Whenever you decide to drop your number of daily pumps, there is always a risk that your total number of daily ounces will decrease. The question of exactly how many ounces you will lose varies from pumper to pumper, so it is almost impossible to know until you actually try it. When I dropped from 6 pumps a day down to 5, my ounces nearly stayed the same. Honestly, I was pumping more with 5 pumps for the first few days than I had been with 6. But when you start getting closer to only 2 or 3 pumps a day, you most likely will see quite a decrease. This is because you are essentially telling your body that your baby doesn’t need to eat as much, and therefore, you stop producing as much milk. I lost the most ounces a day (around 15) when I dropped from 3 pumps a day down to 2. Thankfully, I was prepared for this and started using my freezer stash, but it still was quite an adjustment. If you drop a pump, and the decrease is too great, add that pump back in! Just note that it may take a while for your ounces to increase again.
16. Be aware of storage guidelines.
The chart below serves as a great guide for how long milk can be stored and at what temperatures. The room temperate plays a huge role in how long milk can sit out. Believe me; I have learned this the hard way! It is also best to keep frozen milk in the deepest part of the freezer, meaning NOT in the freezer door. The temperature fluctuates too much in this space since the milk will be exposed to warm air every time the door is opened.
17. How to freeze…
Freezing milk can be a bit stressful since it’s only natural to worry about what may happen to your liquid gold once it goes into the frigid, dark abyss. Here are few important things to note about the freezing process: First, you will need to invest in a container to store your milk. I have found sterile storage bags to be the easiest to use. I have bought both the Target “Up and Up” brand and the Lansinoh brand; no complaints about either option. Second, be sure to freeze milk that is already cold. If you want to freeze what you just pumped, let it cool down in the fridge first. Third, try to get as much air out of your storage bags as possible. The photo below shows a trick that I have for this. And last, to make the best use of space, try to freeze the bags flat. This will allow you to store lots of bags during your stash building process.
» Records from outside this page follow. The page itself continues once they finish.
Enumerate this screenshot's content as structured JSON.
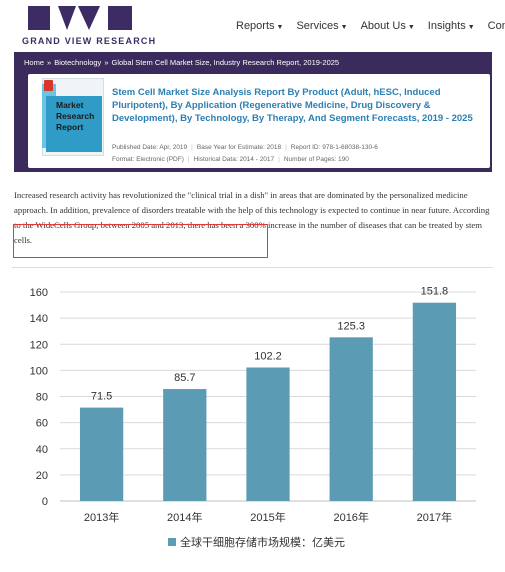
{
  "site": {
    "logo_text": "GRAND VIEW RESEARCH",
    "nav": [
      {
        "label": "Reports"
      },
      {
        "label": "Services"
      },
      {
        "label": "About Us"
      },
      {
        "label": "Insights"
      },
      {
        "label": "Compa"
      }
    ],
    "breadcrumb": [
      "Home",
      "Biotechnology",
      "Global Stem Cell Market Size, Industry Research Report, 2019-2025"
    ],
    "cover_text": "Market Research Report",
    "report_title": "Stem Cell Market Size Analysis Report By Product (Adult, hESC, Induced Pluripotent), By Application (Regenerative Medicine, Drug Discovery & Development), By Technology, By Therapy, And Segment Forecasts, 2019 - 2025",
    "meta": {
      "published": "Published Date: Apr, 2019",
      "base_year": "Base Year for Estimate: 2018",
      "report_id": "Report ID: 978-1-68038-130-6",
      "format": "Format: Electronic (PDF)",
      "historical": "Historical Data: 2014 - 2017",
      "pages": "Number of Pages: 190"
    },
    "paragraph": "Increased research activity has revolutionized the \"clinical trial in a dish\" in areas that are dominated by the personalized medicine approach. In addition, prevalence of disorders treatable with the help of this technology is expected to continue in near future. According to the WideCells Group, between 2005 and 2013, there has been a 300% increase in the number of diseases that can be treated by stem cells.",
    "colors": {
      "brand_purple": "#3b2a5c",
      "title_blue": "#2b7fb3",
      "highlight_red": "#e23a34"
    }
  },
  "chart_data": {
    "type": "bar",
    "categories": [
      "2013年",
      "2014年",
      "2015年",
      "2016年",
      "2017年"
    ],
    "series": [
      {
        "name": "全球干细胞存储市场规模：亿美元",
        "values": [
          71.5,
          85.7,
          102.2,
          125.3,
          151.8
        ]
      }
    ],
    "data_labels": [
      "71.5",
      "85.7",
      "102.2",
      "125.3",
      "151.8"
    ],
    "ylim": [
      0,
      160
    ],
    "yticks": [
      0,
      20,
      40,
      60,
      80,
      100,
      120,
      140,
      160
    ],
    "grid": true,
    "legend": "bottom-center",
    "bar_color": "#5b9bb4"
  }
}
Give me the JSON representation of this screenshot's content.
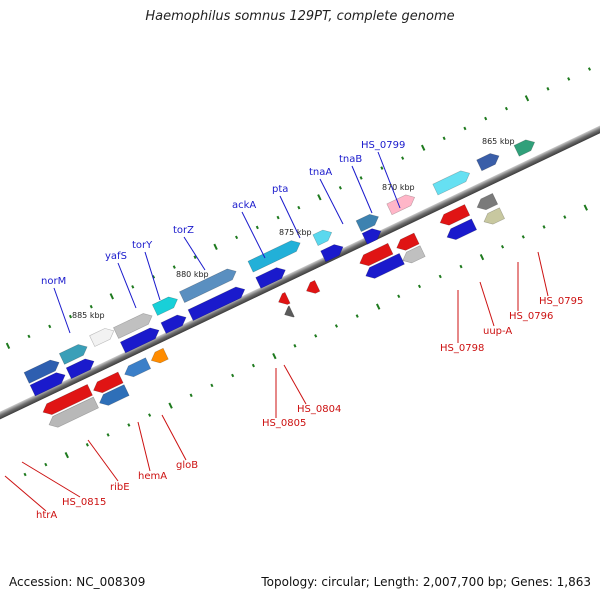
{
  "title": "Haemophilus somnus 129PT, complete genome",
  "footer": {
    "accession": "Accession: NC_008309",
    "topology": "Topology: circular; Length: 2,007,700 bp; Genes: 1,863"
  },
  "kbp_ticks": [
    "865 kbp",
    "870 kbp",
    "875 kbp",
    "880 kbp",
    "885 kbp"
  ],
  "top_labels": [
    "HS_0799",
    "tnaB",
    "tnaA",
    "pta",
    "ackA",
    "torZ",
    "torY",
    "yafS",
    "norM"
  ],
  "bottom_labels": [
    "HS_0795",
    "HS_0796",
    "uup-A",
    "HS_0798",
    "HS_0804",
    "HS_0805",
    "gloB",
    "hemA",
    "ribE",
    "HS_0815",
    "htrA"
  ],
  "colors": {
    "forward_strand": "#1a1acc",
    "reverse_strand": "#cc1111",
    "backbone": "#7a7a7a",
    "tick": "#1e7a1e"
  }
}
18 …and then unfreeze breastmilk.
Breastmilk should be used within 24 hours of thawing, so it is important not to thaw too much at one time. Also, since some babies don’t like the taste of previously frozen milk, it is a good idea to keep non-alcoholic vanilla extract on hand so that you can add a few drops to the milk, but only if your baby refuses it without. You can also mix half fresh milk with half previously frozen milk to mask the frozen taste.
19. Don’t obsess over ounces.
In all honesty, this was a challenge for me until my daughter was almost a year old. My “Baby Feed” app was always open on my phone, and it was essential for me to enter the number of ounces I had pumped at the end of every session. But why? I knew I was (thankfully) making enough for my daughter, so what was with the personal competition to out-do my previous days worth of ounces? All it did was stress me out, and it would make me worry that something was wrong if I pumped 2 or 3 fewer ounces in a day than “usual.” So I ditched the ounce tracking and found peace with the fact that I was doing the best that I could, regardless of any exact number of ounces pumped.
20. Feed all the babies!
This is more a teaser than a tip since I plan to write a future post about donating breastmilk. Donating has been one of the most fulfilling (and unexpected) parts of mommyhood for me, and I can’t wait to share!
Pump on, mamas! Do you have anything to share?